В эту минуту появился г-н Симонен. Он увидел волнение своей жены; он любил ее; он был вспыльчив. Он остановился на пороге и, бросив на меня грозный взгляд, сказал мне:
— Уйдите!
Будь он моим отцом, я бы не послушалась его, но он им не был.
Обращаясь к слуге, который держал свечу, г-н Симонен добавил:
— Скажите ей, чтобы она больше не появлялась здесь.
Снова я оказалась запертой в моей маленькой темнице.
Я начала обдумывать то, что мне сказала мать. Упав на колени, я просила бога вразумить меня. Долго молилась я, приникнув лицом к полу. Обыкновенно мы вопрошаем небо лишь в тех случаях, когда не знаем сами, на что решиться, и редко бывает, чтобы голос свыше не посоветовал нам уступить. Именно такое решение и было принято мною. «Они хотят, чтобы я стала монахиней. Быть может, такова и божья воля.
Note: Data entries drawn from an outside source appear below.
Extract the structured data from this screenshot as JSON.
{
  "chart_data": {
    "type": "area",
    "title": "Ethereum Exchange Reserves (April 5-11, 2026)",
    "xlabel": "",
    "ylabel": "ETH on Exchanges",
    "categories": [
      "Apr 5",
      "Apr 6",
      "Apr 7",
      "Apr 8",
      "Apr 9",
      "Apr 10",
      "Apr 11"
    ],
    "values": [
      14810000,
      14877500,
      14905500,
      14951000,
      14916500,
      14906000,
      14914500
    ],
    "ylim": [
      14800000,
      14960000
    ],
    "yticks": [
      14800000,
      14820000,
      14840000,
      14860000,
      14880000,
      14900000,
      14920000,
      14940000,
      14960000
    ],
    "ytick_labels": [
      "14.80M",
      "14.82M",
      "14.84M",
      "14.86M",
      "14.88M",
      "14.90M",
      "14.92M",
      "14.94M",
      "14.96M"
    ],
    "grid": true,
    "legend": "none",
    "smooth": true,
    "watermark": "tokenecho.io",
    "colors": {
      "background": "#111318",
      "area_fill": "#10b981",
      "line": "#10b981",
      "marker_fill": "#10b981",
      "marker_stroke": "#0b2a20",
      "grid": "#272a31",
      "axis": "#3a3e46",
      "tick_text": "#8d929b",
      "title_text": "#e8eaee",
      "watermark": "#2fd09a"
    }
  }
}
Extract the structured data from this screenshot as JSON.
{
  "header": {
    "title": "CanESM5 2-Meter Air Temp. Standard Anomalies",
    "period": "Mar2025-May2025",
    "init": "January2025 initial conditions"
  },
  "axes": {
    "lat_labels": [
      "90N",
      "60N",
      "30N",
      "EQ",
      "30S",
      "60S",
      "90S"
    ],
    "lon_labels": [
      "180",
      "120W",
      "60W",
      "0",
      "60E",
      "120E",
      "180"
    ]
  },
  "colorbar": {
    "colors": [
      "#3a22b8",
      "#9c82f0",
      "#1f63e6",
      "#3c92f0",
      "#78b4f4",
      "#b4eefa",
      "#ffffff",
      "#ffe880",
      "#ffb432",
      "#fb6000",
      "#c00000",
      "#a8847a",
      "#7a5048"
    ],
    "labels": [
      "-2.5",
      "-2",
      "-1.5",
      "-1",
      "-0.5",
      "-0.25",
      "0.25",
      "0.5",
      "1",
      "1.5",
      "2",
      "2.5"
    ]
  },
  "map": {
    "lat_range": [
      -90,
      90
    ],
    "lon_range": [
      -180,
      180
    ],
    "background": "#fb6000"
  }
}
Хорошо, я стану монахиней! Если непременно нужно, чтобы я была несчастна, то не все ли равно, где это будет?..» Я попросила служанку сообщить мне, когда отца не будет дома. На следующий же день я стала просить мать дать мне возможность переговорить с нею. Она велела передать мне, что обещала г-ну Симонену не делать этого, но что я могу написать ей, и прислала мне карандаш. Итак, я написала на клочке бумаги (впоследствии этот роковой листок был найден и использован против меня как нельзя лучше): «Матушка! Я очень сожалею, что причинила вам столько огорчений. Простите меня за них, я намерена положить им конец. Распоряжайтесь мною, как вам будет угодно. Если ваша воля — видеть меня монахиней, то да будет это и божьей волей…»
Служанка взяла это послание и отнесла матери. Минуту спустя она вернулась и с восторгом вскричала:
— Ах, мадемуазель, зачем же вы тянули так долго, когда одного вашего слова довольно было, чтобы осчастливить ваших родителей и вас самих. У вашего батюшки, у вашей матушки такие лица, каких я ни разу не видала у них, с тех пор как живу в доме. Они постоянно ссорились из-за вас. Благодарение богу, больше мне этого не придется видеть…
Я слушала ее, а сама думала о том, что только что подписала свой смертный приговор. И это предчувствие оправдается, если вы, сударь, не поможете мне.
Несколько дней прошло без всяких новостей. Но вот как-то утром, часов около девяти, дверь с шумом распахнулась, и вошел г-н Симонен в халате и ночном колпаке. С тех пор как я узнала, что он мне не отец, его присутствие внушало мне только страх. Я встала и присела перед ним. Мне казалось, что у меня два сердца. О матери я не могла думать без сострадания и без слез. Не то было по отношению к г-ну Симонену. Несомненно, что отец внушает нам такое чувство, какого не испытываешь ни к кому в мире. Его не сознаешь, пока не окажешься, подобно мне, лицом к лицу с человеком, который долго носил и только что утратил это священное имя. Другим никогда не понять этого чувства. Если бы в ту минуту вместо г-на Симонена передо мной была моя мать, мне кажется, я была бы совершенно иной.
— Сюзанна, — обратился он ко мне, — узнаете вы эту записку?
— Да, сударь.
— По доброй ли воле вы написали ее?
— Мне приходится ответить: да.
— И вы намерены выполнить то, что в ней написано?
— Да, намерена.
— Вы предпочитаете какой-нибудь определенный монастырь?
— Нет, все монастыри для меня одинаковы.
— Хорошо.
Вот что я ответила; но, к несчастью, мои слова не были записаны. В течение двух недель я оставалась в полном неведении относительно того, что творилось вокруг меня. Кажется, за это время родители обращались в разные монастыри, но вследствие огласки, которую получил мой поступок в первом монастыре, меня нигде не хотели принимать.
В Лоншане оказались менее требовательны: должно быть, туда дошел слух о том, что я хорошая музыкантша и что у меня есть голос. Родители сильно преувеличили передо мной затруднения, которые им пришлось преодолеть, и милость, которую оказал мне этот монастырь, принимая меня. Они даже заставили меня написать настоятельнице. Я не предвидела тогда последствий этой письменной улики. По-видимому, они потребовали ее от меня, опасаясь, как бы в будущем я не пожелала расторгнуть мой обет, и хотели иметь документ, где бы моей собственной рукой было засвидетельствовано, что я даю его добровольно. Не будь этой причины, каким образом письмо, адресованное настоятельнице, могло впоследствии попасть в руки моих зятьев? Но лучше поскорее закрыть глаза на это, иначе г-н Симонен предстанет предо мной таким, каким я не хочу его видеть: его уже нет в живых.